Maybe Bill Clinton's right, about this: nothing can fully prepare you for being president. But a candidate's experience and character may help predict how he or she will wield all that power. And the experiences of past presidents may tell us something about the current contenders.
You can see why my personal hero, George Washington, was the only candidate unanimously chosen by the Electoral College. He served with selfless courage as commander-in-chief of the Continental Army. His fairness in presiding over the Constitutional Convention brought together bitterly contending interests. And he was not just one of the country's biggest landowners but also a businessman and scientific farmer. That Washington's qualities are not more highly regarded today says much about our time, none of it good.
The man generally acclaimed America's greatest president had no comparable experience. Abraham Lincoln was a failed businessman, a prairie lawyer for railroads and river barges, and a one-term member of Congress. But he showed that a man can be more than his resume. Lincoln had convictions. He combined homespun humor with rhetorical grandeur. And as seen in Doris Kearns Goodwin's terrific new book Team of Rivals, Lincoln could stifle his ego and embrace his foes.
Among other presidents, Woodrow Wilson was an academic whose messianic vision and diplomatic naivete helped wreck Europe after World War I. Warren G. Harding looked and sounded the part but was a lightweight who presided over the Teapot Dome oil reserve scandal.
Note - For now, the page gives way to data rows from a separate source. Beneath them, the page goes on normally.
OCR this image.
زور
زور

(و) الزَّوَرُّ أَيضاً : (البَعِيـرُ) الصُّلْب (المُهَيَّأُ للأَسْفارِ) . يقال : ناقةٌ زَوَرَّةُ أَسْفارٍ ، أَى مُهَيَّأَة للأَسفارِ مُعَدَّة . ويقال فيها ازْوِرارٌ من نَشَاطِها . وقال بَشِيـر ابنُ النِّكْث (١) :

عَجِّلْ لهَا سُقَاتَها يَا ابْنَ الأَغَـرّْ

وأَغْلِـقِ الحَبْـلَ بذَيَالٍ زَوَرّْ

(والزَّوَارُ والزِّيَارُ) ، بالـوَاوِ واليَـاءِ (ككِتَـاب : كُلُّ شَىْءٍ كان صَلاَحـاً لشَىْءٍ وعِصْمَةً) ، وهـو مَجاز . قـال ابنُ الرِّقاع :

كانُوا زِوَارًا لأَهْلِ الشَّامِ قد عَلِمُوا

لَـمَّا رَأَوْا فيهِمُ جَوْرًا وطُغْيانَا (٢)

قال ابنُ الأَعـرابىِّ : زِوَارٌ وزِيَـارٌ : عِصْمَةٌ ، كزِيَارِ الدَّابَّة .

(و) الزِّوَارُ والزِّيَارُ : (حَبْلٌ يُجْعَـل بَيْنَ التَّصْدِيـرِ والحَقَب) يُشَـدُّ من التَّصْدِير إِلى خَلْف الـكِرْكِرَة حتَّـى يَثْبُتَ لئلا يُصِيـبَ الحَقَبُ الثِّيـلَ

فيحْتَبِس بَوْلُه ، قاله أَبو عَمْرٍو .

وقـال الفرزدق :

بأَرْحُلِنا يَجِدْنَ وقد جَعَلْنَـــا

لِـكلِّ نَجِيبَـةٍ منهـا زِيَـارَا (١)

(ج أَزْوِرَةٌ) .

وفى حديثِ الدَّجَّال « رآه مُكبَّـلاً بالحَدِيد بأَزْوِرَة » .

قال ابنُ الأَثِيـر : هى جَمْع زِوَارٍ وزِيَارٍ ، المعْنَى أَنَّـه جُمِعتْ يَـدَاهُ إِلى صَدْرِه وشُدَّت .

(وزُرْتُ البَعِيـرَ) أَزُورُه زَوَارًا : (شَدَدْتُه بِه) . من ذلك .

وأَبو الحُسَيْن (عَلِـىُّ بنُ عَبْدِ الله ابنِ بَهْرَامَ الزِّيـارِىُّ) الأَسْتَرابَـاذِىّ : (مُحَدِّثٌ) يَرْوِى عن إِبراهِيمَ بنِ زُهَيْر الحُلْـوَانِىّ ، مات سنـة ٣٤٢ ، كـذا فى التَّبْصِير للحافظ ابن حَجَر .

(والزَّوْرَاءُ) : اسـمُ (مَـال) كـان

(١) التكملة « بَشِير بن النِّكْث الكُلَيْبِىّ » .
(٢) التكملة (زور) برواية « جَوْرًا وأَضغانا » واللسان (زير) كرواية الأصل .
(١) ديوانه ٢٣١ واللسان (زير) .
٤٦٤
Franklin Roosevelt was an indifferent student whose autocratic noblesse oblige brought us out of the Great Depression -- or brought us socialism; Democrats and Republicans still debate that one. Roosevelt also helped win World War II, but considered himself so indispensable that he ran for a fourth term though gravely ill, refused to confide in Vice President Harry Truman even about the atomic bomb, and arguably handed the Soviets Eastern Europe at Yalta. Truman, on the other hand, was dismissed as a bumbling bumpkin. Today most historians see him differently.
Which brings us to John McCain and Barack Obama.
John McCain, like Jack Kennedy, was the reluctant scion of a powerful family who surprised many by displaying incredible devotion and fortitude in wartime, though retired General Wesley Clark says "getting shot down in a plane" doesn't qualify McCain to be president.
Barack Obama, as he wrote in Dreams from My Father, had to forge an identity from a welter of family, religious and racial confusion. Some say this made him compassionate and led to his work as a Chicago community organizer. Others say it made him calculating.
Obama, a former law professor and state lawmaker, has served less than one term in the U.S. Senate. McCain has served 26 years in the House and Senate. By forging bi-partisan coalitions, he gave us McCain- Feingold campaign finance reform, the McCain- Lieberman Climate Stewardship Act, the defeated Kennedy-McCain immigration bill and much else. Admirers call him a maverick. Conservatives call him a turncoat. Obama calls McCain part of the Washington problem.